Material processing machines, and in particular extruders, comprise several parallel screws having threads whose pitch can vary along the axis and penetrate one into the other so as to draw the material along the threads by rotation of the screws. For this purpose, the screws are placed inside a casing with several lobes, each lobe having a cylindrical inner wall enveloping one screw over the portion of the periphery of the latter outside the penetration zone.
To control the conditions of advance of the material in the screws, it is generally necessary for the clearance between the periphery of the screw and the inner wall of the casing to be as small as possible. For this reason, the inner walls of the casing must be bored with precision and, in machines comprising several screws, the constitution of the casing in several lobes renders this operation delicate and laborious.
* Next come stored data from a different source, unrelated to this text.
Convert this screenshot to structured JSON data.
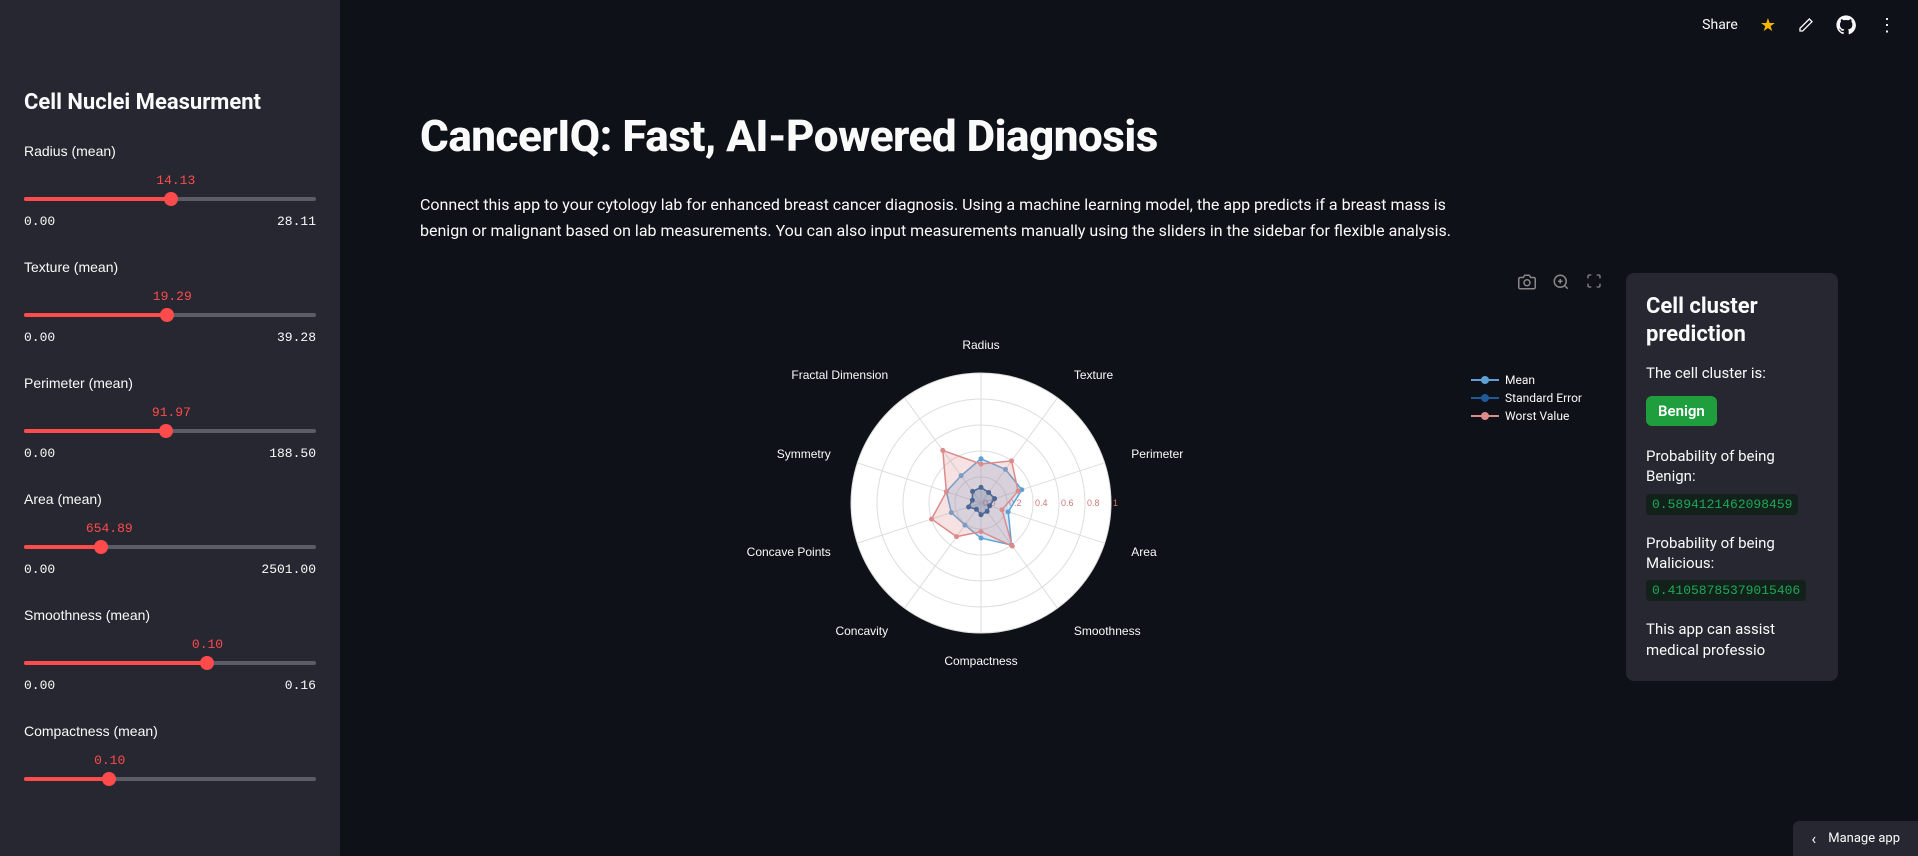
{
  "topbar": {
    "share": "Share"
  },
  "sidebar": {
    "title": "Cell Nuclei Measurment",
    "sliders": [
      {
        "label": "Radius (mean)",
        "value": "14.13",
        "min": "0.00",
        "max": "28.11",
        "pct": 50.3
      },
      {
        "label": "Texture (mean)",
        "value": "19.29",
        "min": "0.00",
        "max": "39.28",
        "pct": 49.1
      },
      {
        "label": "Perimeter (mean)",
        "value": "91.97",
        "min": "0.00",
        "max": "188.50",
        "pct": 48.8
      },
      {
        "label": "Area (mean)",
        "value": "654.89",
        "min": "0.00",
        "max": "2501.00",
        "pct": 26.2
      },
      {
        "label": "Smoothness (mean)",
        "value": "0.10",
        "min": "0.00",
        "max": "0.16",
        "pct": 62.5
      },
      {
        "label": "Compactness (mean)",
        "value": "0.10",
        "min": "",
        "max": "",
        "pct": 29.0
      }
    ]
  },
  "main": {
    "title": "CancerIQ: Fast, AI-Powered Diagnosis",
    "description": "Connect this app to your cytology lab for enhanced breast cancer diagnosis. Using a machine learning model, the app predicts if a breast mass is benign or malignant based on lab measurements. You can also input measurements manually using the sliders in the sidebar for flexible analysis."
  },
  "legend": {
    "mean": "Mean",
    "se": "Standard Error",
    "worst": "Worst Value"
  },
  "prediction": {
    "title": "Cell cluster prediction",
    "intro": "The cell cluster is:",
    "result": "Benign",
    "benign_label": "Probability of being Benign:",
    "benign_value": "0.5894121462098459",
    "malicious_label": "Probability of being Malicious:",
    "malicious_value": "0.41058785379015406",
    "disclaimer": "This app can assist medical professio"
  },
  "bottom": {
    "manage": "Manage app"
  },
  "chart_data": {
    "type": "radar",
    "axes": [
      "Radius",
      "Texture",
      "Perimeter",
      "Area",
      "Smoothness",
      "Compactness",
      "Concavity",
      "Concave Points",
      "Symmetry",
      "Fractal Dimension"
    ],
    "ticks": [
      0,
      0.2,
      0.4,
      0.6,
      0.8,
      1
    ],
    "series": [
      {
        "name": "Mean",
        "color": "#5ea0d6",
        "values": [
          0.34,
          0.32,
          0.33,
          0.22,
          0.4,
          0.27,
          0.21,
          0.24,
          0.28,
          0.26
        ]
      },
      {
        "name": "Standard Error",
        "color": "#1d5a96",
        "values": [
          0.12,
          0.1,
          0.11,
          0.07,
          0.08,
          0.09,
          0.06,
          0.1,
          0.07,
          0.11
        ]
      },
      {
        "name": "Worst Value",
        "color": "#dd8a8a",
        "values": [
          0.3,
          0.4,
          0.3,
          0.17,
          0.41,
          0.22,
          0.32,
          0.4,
          0.28,
          0.5
        ]
      }
    ]
  }
}
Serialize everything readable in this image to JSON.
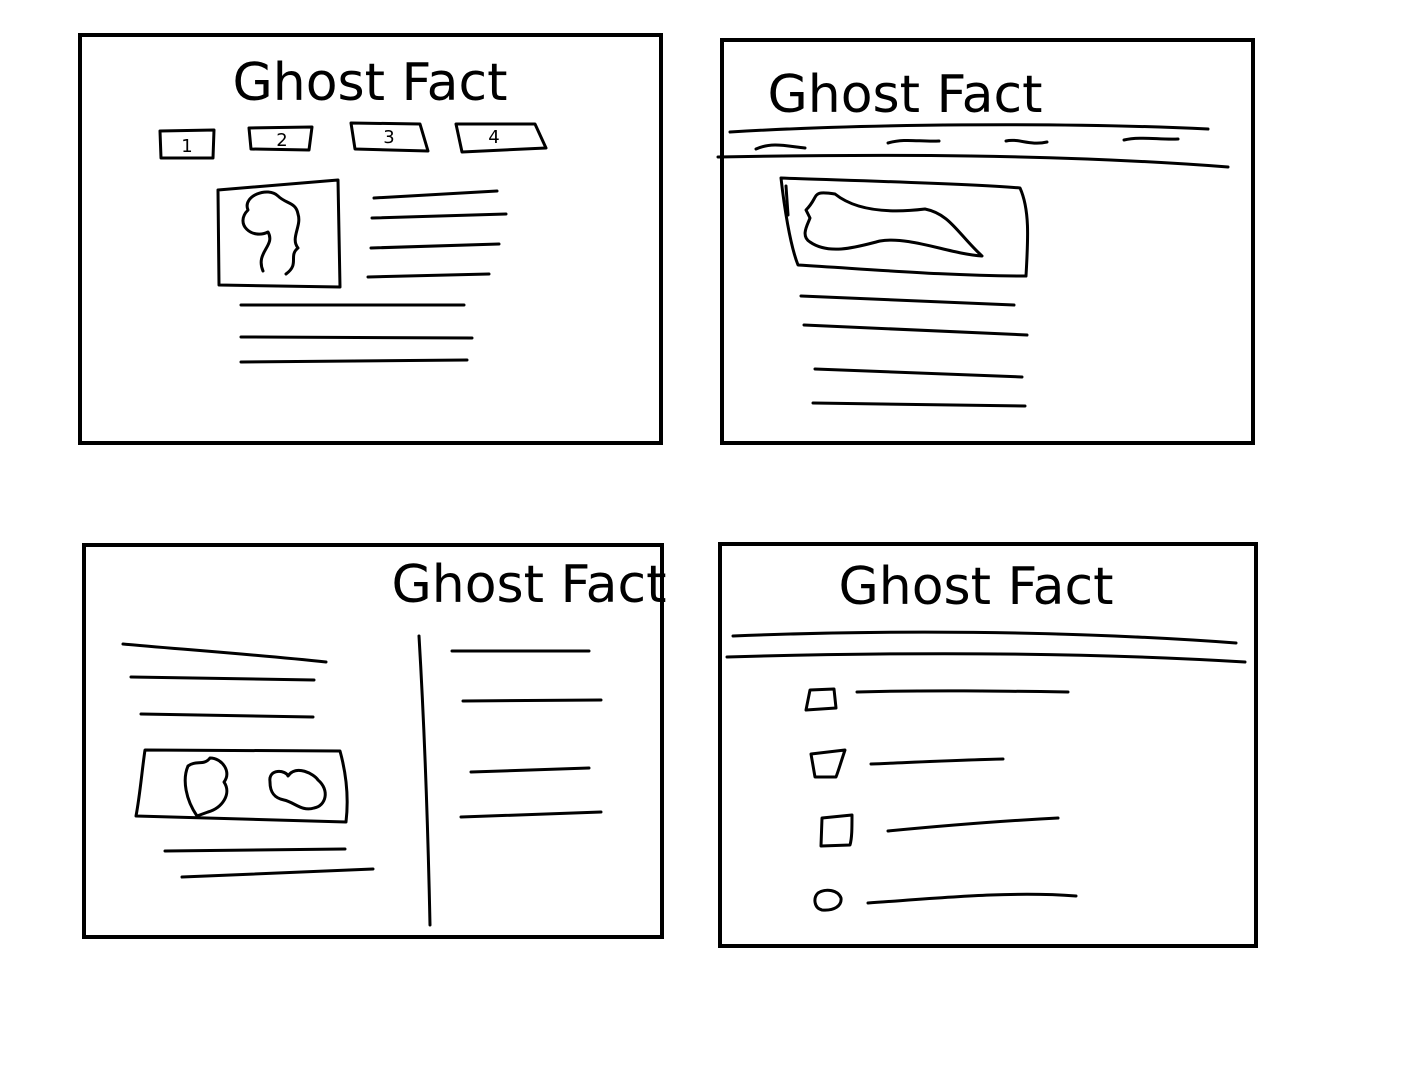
{
  "wireframes": [
    {
      "title": "Ghost Fact",
      "layout": "tabs",
      "tabs": [
        "1",
        "2",
        "3",
        "4"
      ]
    },
    {
      "title": "Ghost Fact",
      "layout": "nav-bar"
    },
    {
      "title": "Ghost Fact",
      "layout": "two-column"
    },
    {
      "title": "Ghost Fact",
      "layout": "list"
    }
  ]
}
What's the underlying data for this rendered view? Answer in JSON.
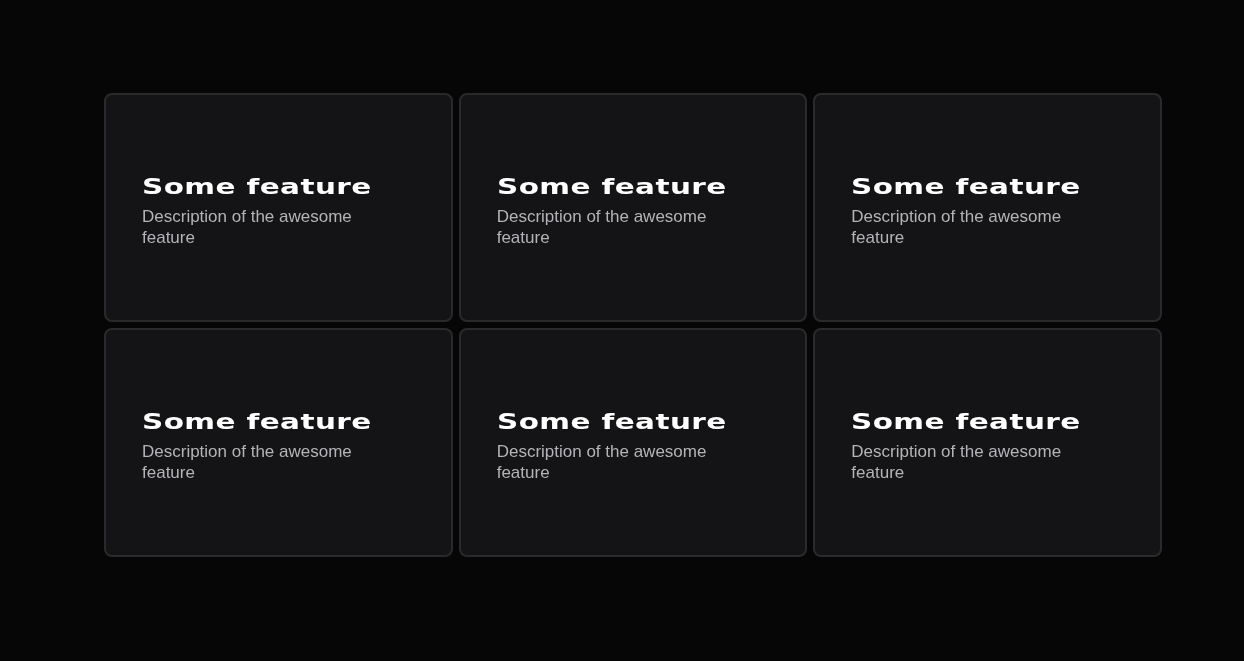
{
  "features": [
    {
      "title": "Some feature",
      "description": "Description of the awesome feature"
    },
    {
      "title": "Some feature",
      "description": "Description of the awesome feature"
    },
    {
      "title": "Some feature",
      "description": "Description of the awesome feature"
    },
    {
      "title": "Some feature",
      "description": "Description of the awesome feature"
    },
    {
      "title": "Some feature",
      "description": "Description of the awesome feature"
    },
    {
      "title": "Some feature",
      "description": "Description of the awesome feature"
    }
  ]
}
In addition, the mass of the casing and its inner wall must have different and often contradictory characteristics since they are subject to stresses which are not at all the same in depth and at the surface. In fact, in material processing machines, the casings are subject to thermal stresses due to operation between 150.degree. and 300.degree. C. and mechanical stresses created by the pressure of the extruded product thrust by the screws, which pressure can exceed 200 bars. On the other hand, the inner wall undergoes wear caused by the extruded product and by the friction of the screws and/or corrosion.
All these stresses consequently impose on the casing the need for particular and conflicting properties, since the outside must have moderate strength matched with good resilience and the inner wall must possess high resistance to fatigue cracking, high hardness, a low coefficient of friction and a high resistance to abrasion.